Vêtu d’un sweat à capuche, le Chypriote demande de temps à autre à ses abonnés pour quoi ils doivent voter dans l’hémicycle au nom de la démocratie directe. Il veut « licencier 80 % des bureaucrates de l’Union européenne » et apparaît dans une vidéo sur « ce qu’on ne vous dit pas sur l’Ukraine ».
« Plus agressif » selon une source parlementaire, l’Espagnol Alvise Perez, influenceur d’extrême droite, se présente également comme un partisan d’Elon Musk au Parlement. Cet eurodéputé, qui n’a pas répondu à une sollicitation de l’AFP, multiplie les contenus provocateurs sur les réseaux sociaux, contre le gouvernement espagnol, l’immigration ou les vaccins. Et relaie les attaques d’Elon Musk contre le Premier ministre travailliste britannique Keir Starmer.

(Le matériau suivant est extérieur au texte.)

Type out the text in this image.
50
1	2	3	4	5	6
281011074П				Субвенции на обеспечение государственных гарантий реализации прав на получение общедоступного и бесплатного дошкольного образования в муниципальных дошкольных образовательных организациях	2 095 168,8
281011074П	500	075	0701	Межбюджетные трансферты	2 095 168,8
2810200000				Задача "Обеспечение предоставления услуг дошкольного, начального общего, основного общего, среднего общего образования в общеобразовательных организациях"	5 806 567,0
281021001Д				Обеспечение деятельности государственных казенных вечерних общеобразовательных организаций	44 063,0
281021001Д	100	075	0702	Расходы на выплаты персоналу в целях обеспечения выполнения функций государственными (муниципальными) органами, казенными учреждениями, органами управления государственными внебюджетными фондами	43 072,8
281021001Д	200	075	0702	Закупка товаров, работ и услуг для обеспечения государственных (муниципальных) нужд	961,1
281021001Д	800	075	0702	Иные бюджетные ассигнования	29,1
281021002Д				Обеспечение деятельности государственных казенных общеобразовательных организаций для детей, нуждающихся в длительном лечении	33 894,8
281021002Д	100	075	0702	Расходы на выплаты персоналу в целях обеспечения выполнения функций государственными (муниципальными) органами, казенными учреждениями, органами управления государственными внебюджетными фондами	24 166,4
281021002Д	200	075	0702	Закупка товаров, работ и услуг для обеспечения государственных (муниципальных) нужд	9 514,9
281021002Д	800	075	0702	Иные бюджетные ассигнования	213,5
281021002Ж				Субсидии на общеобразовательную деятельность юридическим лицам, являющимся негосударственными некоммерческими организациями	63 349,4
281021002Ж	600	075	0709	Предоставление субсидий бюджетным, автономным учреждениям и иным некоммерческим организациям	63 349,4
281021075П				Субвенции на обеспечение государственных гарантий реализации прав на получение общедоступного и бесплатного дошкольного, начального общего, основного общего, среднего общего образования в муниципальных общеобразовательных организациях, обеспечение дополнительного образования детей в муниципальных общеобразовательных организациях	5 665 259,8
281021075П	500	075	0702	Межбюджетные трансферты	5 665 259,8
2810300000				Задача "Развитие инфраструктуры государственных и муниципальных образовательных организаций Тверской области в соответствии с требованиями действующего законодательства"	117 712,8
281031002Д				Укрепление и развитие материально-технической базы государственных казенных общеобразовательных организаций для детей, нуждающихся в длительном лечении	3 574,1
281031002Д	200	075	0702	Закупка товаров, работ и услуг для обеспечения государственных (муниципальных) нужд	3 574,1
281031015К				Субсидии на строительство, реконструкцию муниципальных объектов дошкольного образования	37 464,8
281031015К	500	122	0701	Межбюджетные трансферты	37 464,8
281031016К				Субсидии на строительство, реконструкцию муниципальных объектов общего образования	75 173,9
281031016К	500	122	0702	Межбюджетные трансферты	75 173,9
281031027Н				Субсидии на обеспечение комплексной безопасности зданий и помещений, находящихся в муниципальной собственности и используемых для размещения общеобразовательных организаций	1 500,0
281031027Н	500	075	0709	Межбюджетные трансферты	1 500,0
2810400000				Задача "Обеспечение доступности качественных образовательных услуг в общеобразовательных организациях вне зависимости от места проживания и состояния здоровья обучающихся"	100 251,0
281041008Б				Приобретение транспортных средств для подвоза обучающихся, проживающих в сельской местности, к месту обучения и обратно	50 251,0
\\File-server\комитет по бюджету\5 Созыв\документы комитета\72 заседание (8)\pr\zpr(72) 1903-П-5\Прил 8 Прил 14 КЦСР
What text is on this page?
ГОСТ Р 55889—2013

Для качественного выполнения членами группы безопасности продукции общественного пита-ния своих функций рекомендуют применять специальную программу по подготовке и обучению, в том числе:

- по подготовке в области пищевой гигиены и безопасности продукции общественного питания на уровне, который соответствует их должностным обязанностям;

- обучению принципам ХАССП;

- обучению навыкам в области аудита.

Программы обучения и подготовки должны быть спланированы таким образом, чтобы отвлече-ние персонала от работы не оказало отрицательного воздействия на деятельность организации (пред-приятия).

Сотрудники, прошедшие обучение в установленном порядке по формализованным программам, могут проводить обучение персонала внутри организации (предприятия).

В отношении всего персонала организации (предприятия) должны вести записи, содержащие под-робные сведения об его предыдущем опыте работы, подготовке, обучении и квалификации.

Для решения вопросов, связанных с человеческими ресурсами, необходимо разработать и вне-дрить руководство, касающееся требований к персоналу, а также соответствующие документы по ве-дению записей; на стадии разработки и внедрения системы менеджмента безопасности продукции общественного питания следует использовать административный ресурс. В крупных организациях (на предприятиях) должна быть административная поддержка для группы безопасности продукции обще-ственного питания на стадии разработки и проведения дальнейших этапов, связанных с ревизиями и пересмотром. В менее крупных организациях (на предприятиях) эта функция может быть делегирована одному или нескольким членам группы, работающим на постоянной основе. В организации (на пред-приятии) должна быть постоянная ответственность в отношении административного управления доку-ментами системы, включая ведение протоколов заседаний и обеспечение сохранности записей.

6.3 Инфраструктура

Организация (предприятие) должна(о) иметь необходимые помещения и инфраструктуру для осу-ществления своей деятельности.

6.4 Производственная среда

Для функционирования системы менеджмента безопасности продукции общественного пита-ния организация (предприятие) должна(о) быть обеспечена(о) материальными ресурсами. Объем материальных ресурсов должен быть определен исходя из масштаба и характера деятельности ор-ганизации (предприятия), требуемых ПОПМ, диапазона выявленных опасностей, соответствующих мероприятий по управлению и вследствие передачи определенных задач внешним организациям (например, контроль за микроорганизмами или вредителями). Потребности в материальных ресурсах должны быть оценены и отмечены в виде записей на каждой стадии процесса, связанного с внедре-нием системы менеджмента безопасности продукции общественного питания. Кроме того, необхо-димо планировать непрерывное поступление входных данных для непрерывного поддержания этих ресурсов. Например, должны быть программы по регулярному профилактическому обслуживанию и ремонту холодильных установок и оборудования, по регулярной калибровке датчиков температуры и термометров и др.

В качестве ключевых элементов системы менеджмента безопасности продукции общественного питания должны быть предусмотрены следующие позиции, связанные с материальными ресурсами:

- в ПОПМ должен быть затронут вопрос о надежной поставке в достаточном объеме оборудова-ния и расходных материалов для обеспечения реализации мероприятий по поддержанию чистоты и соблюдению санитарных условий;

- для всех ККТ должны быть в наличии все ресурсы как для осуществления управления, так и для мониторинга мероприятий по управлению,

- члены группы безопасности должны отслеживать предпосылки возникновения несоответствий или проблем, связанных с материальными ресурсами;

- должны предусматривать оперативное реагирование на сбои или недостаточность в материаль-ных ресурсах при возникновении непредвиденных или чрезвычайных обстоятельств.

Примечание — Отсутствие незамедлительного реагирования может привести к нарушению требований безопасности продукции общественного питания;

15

-Mais le soutien le plus structuré vient des trois groupes d’extrême droite ECR, Patriotes et Souverainistes, soit 187 élus sur 720 députés. A l’automne, l’extrême droite européenne a plaidé en vain pour décerner le prix Sakharov des droits de l’homme à Elon Musk pour sa contribution à la « liberté d’expression ». « C’était avant l’élection de Donald Trump. Et Musk n’était pas encore intervenu dans la politique nationale» en Allemagne, tempère une source au sein du Rassemblement national, le parti d’extrême droite français.

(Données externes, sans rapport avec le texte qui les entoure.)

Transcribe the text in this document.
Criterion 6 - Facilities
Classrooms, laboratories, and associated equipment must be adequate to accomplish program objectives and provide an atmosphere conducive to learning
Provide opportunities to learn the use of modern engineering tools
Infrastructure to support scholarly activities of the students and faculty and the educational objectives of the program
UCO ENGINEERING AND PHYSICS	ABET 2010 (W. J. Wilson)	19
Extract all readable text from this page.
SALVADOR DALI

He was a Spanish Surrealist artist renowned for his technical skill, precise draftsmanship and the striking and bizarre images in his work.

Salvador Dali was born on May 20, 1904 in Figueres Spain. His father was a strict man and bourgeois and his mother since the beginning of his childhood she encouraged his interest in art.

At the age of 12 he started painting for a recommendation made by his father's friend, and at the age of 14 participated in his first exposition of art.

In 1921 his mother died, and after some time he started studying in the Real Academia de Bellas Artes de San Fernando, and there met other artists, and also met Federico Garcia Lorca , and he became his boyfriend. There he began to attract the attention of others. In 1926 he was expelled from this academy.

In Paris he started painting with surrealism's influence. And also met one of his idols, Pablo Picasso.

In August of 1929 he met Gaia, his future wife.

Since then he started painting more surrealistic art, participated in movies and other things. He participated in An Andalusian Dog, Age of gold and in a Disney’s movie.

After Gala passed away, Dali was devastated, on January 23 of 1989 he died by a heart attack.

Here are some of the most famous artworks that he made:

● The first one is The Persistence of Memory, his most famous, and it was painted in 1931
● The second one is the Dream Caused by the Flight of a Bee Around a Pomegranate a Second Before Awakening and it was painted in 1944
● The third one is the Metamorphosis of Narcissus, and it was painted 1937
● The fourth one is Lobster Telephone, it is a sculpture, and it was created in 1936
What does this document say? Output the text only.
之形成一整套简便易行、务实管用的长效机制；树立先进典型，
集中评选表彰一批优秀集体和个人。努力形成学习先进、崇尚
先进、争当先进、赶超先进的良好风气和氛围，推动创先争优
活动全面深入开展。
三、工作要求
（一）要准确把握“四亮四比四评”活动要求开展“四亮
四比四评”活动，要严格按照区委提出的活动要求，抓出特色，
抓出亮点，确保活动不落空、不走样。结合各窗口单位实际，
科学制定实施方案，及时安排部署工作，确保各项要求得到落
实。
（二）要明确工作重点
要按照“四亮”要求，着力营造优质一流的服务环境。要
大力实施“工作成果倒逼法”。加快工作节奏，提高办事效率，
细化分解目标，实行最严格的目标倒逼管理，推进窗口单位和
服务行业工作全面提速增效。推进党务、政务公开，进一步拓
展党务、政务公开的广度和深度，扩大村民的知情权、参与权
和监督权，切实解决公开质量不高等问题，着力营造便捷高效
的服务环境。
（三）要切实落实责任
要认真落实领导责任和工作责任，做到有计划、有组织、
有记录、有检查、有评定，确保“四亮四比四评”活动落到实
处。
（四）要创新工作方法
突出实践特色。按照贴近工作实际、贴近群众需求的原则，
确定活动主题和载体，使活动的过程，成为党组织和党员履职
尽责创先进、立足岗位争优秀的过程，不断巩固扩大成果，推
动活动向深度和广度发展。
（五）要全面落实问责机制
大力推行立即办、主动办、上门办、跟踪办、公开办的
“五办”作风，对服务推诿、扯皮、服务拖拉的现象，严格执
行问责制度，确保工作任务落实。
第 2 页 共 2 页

La relation avec Musk et Trump dépend des pays « au sein des Patriotes ». Les Hongrois, les Néerlandais et les Autrichiens sont de fervents partisans de Trump et de grands admirateurs de Musk » tandis que la « délégation française est davantage en retrait », affirme ce cadre du RN. Les positions trumpistes « contre l’immigration et le wokisme peuvent nous plaire » mais, sur le reste, « nous n’avons aucune naïveté, nous savons que ce sera « l’Amérique d’abord » et qu’ils défendront les Américains, quitte à piétiner l’Amérique. L’Europe», assure-t-il.
Le ver est dans le fruit
Début janvier, dans une lettre, les Patriotes appelaient encore le président du Parlement à prendre position sur les cas de viols et d’exploitation sexuelle au début des années 2000 au Royaume-Uni, l’un des thèmes utilisés par Elon Musk pour attaquer le Premier ministre britannique, ancien chef du parquet anglais. «Ils relaient le harcèlement d’Elon Musk contre Keir Starmer», dénonce la socialiste Chloé Ridel. Selon cet eurodéputé français, « le ver est dans le fruit » au Parlement européen. “Il y a une fascination pour Musk autour de l’histoire de l’entrepreneur à succès”, “une forme de complaisance de la part de l’extrême droite et au-delà”.
L’admiration pour le patron de SpaceX est évidente à l’ECR, où siègent les députés de Giorgia Meloni, la chef du gouvernement italien, qui revendique ses « excellentes relations » avec le « génie » Musk. Le groupe fait circuler une lettre ouverte appelant le président du Parlement à inviter Musk à la Chambre. Des élus d’extrême droite ont par ailleurs réclamé l’ouverture d’une commission d’enquête parlementaire sur la « censure des réseaux sociaux », relayant une nouvelle fois les accusations de Musk et du patron de Meta, Mark Zuckerberg, contre l’Union européenne.
Marginal au sein du groupe de droite du PPE, le Slovène Branko Grims a pour sa part plaidé pour l’attribution du prix Nobel de la paix à Elon Musk, l’érigeant une nouvelle fois comme un héros de la « liberté d’expression ».